EU Fixed Income Markets to Get a Tape
Posted by Colin Lambert. Last updated: June 23, 2022
Three of the largest fixed income platforms have announced plans to form a joint venture to create a consolidated tape for EU fixed income markets. Bloomberg, MarketAxess and Tradeweb Markets say they intend to jointly explore a project with the intention to apply to become the consolidated tape under a previously-announced procurement process under the auspices of the European Securities and Markets Authority (ESMA).
In a statement, the three firms argue European financial markets would benefit greatly from a well-functioning fixed income consolidated tape, adding, “industry collaboration will be essential to delivering a solution that utilises existing infrastructure to provide end users with access to reliable, high-quality MiFID II data”.
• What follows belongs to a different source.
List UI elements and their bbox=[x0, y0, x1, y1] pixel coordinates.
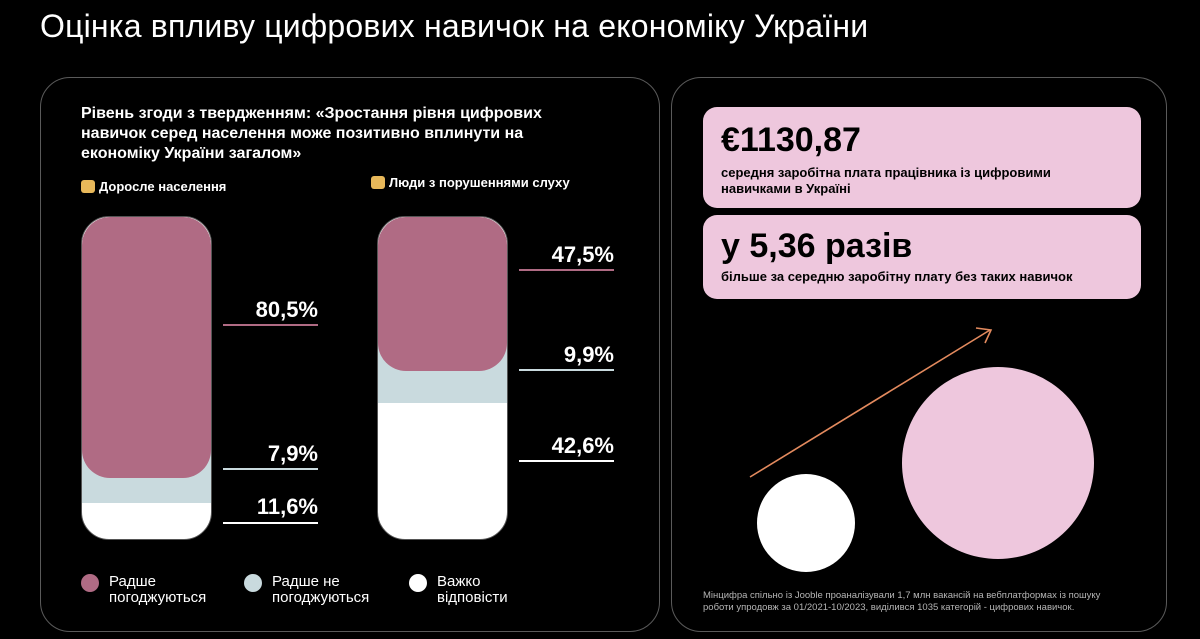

A tape for both EU equities and fixed income has been on ESMA’s agenda for four years now, but previous attempts to promote a model have failed to entice private enterprise, which the EU sees as the appropriate source for delivery.
The Full FX View
The big issue in any market surrounding a tape is how much transparency should it provide? In this instance – as in most others – the devil will be in the detail, namely, what should happen to large trades?
In slower fixed income markets like corporate bonds, where trades are typically smaller an d infrequent, a tape should present few issues (and not that much information!) for participants, however when we get to larger trades – that involve risk that dealers have to properly warehouse – transparency in the form of a tape can be harmful both to their ability to manage that risk and, ultimately, levels of liquidity in the market.
Put simply, no dealer wants the world to know when they are halfway (or less) through exiting a large risk transfer trade conducted with a client. Markets are already stacked with technology-nimble players who sniff out information and then use it to position themselves. This is perfectly legal as long as the data has come from an appropriate source, but it does increase the market impact of larger trades and will, eventually, make dealers more reluctant to quote for larger tickets.
Some might say that is not a bad thing as buy side customers can break down their trades into smaller tickets and spread them around, but that’s not how it works. In that instance dealers will probably quote slightly wider and exit the risk as soon as possible, thereby passing the market impact risk – which will be magnified by multiple signals being sent out – to the client, who didn’t want it in the first place.
This means that the first challenge for any tape, including the one proposed today, is to establish exactly how long the reporting delay on large trades should be – and there should be one. The only issue then is getting that past the regulator.
“We believe that the European Commission’s draft proposed legislative revisions would open a window to developing a robust consolidated tape that will increase market transparency and help facilitate an integrated, single European capital market,” the three firms say in their statement. “With our collective expertise in fixed income markets and in operating regulatory reporting entities – notably Approved Publication Arrangements (APAs) for MiFIR reporting – we are in a unique position to deliver a reliable, efficient and cost-effective consolidated tape service that meets the needs of market participants and the objectives of the regulators.”
The joint venture will be subject to the relevant regulatory approvals and will be established and operated independently from the three owners’ respective businesses. If successful in winning the mandate, the company would be authorised and supervised by ESMA to provide transparency in fixed income markets pursuant to MiFID II.
“As a next step, we are preparing a competitive request for information process to review independent third-party technology and operating partner(s) for the consolidated tape service,” the firms conclude.